Scott was somebody else’s problem.
The independence referendum did nothing for the ego of Scotland’s entrepreneurs, with business leaders questioning the current standard of innovation.
So the pressure was on Scott McCulloch to deliver on The Apprentice and show “Westminster” (now a colloquialism to describe anybody who hasn’t been brought up on a diet of neeps and tatties) that the land of Alexander Graham Bell and John Logie Baird is still transmitting new ideas loud and clear.
By the end of Wednesday’s episode I was wishing John hadn’t bothered to refine his grainy, distorted image.

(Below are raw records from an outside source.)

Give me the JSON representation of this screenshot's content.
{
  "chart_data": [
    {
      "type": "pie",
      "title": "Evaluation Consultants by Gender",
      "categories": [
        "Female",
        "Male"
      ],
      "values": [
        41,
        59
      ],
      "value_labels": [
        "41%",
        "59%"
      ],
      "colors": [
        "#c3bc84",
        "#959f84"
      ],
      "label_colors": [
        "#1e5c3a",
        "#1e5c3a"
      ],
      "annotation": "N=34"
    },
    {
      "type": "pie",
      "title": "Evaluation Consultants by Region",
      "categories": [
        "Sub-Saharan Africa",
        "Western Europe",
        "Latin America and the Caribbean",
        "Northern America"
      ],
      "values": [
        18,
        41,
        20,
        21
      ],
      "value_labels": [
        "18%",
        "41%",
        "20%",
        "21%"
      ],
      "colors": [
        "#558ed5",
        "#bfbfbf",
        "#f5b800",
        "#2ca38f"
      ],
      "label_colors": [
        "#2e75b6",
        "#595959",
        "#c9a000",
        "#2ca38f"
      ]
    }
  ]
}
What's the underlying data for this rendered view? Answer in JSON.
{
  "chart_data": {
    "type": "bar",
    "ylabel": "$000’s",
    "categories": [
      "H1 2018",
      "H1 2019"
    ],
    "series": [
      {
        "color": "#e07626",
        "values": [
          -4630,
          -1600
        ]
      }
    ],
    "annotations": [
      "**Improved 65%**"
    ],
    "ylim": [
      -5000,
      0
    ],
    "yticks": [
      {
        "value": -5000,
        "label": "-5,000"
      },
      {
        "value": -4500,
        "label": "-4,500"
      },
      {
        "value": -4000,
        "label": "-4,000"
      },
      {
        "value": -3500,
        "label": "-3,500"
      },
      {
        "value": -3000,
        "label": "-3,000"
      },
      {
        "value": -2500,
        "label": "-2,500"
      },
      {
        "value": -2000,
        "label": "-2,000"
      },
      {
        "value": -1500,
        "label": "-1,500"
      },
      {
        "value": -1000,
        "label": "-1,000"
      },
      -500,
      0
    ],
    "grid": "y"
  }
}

Having been volunteered by Robert (a man who screamed “Westminster” right down to his lack of socks) as Project Manager for the wearable technology task, Scott went by the maxim that “generally speaking it’s usually somebody else’s fault,” which might have been taken on as a slogan for either the Yes or No campaigns had he uttered it a month earlier.
Keeping to the Logie Baird theme “somebody else” in Scott’s team came up with the idea of putting a camera in a jumper at chest level.
This may have sold well to convicted voyeurs but it was being pitched to fashion gurus, not a local community prison, and went so bad that “somebody else” (in this case, Dan) was forced to admit “it was not to be worn in a public place.”
Having lost out to a jacket with solar panels for shoulder pads, Scott was looking round for somebody else to blame but found Lord Sugar’s finger pointed at him.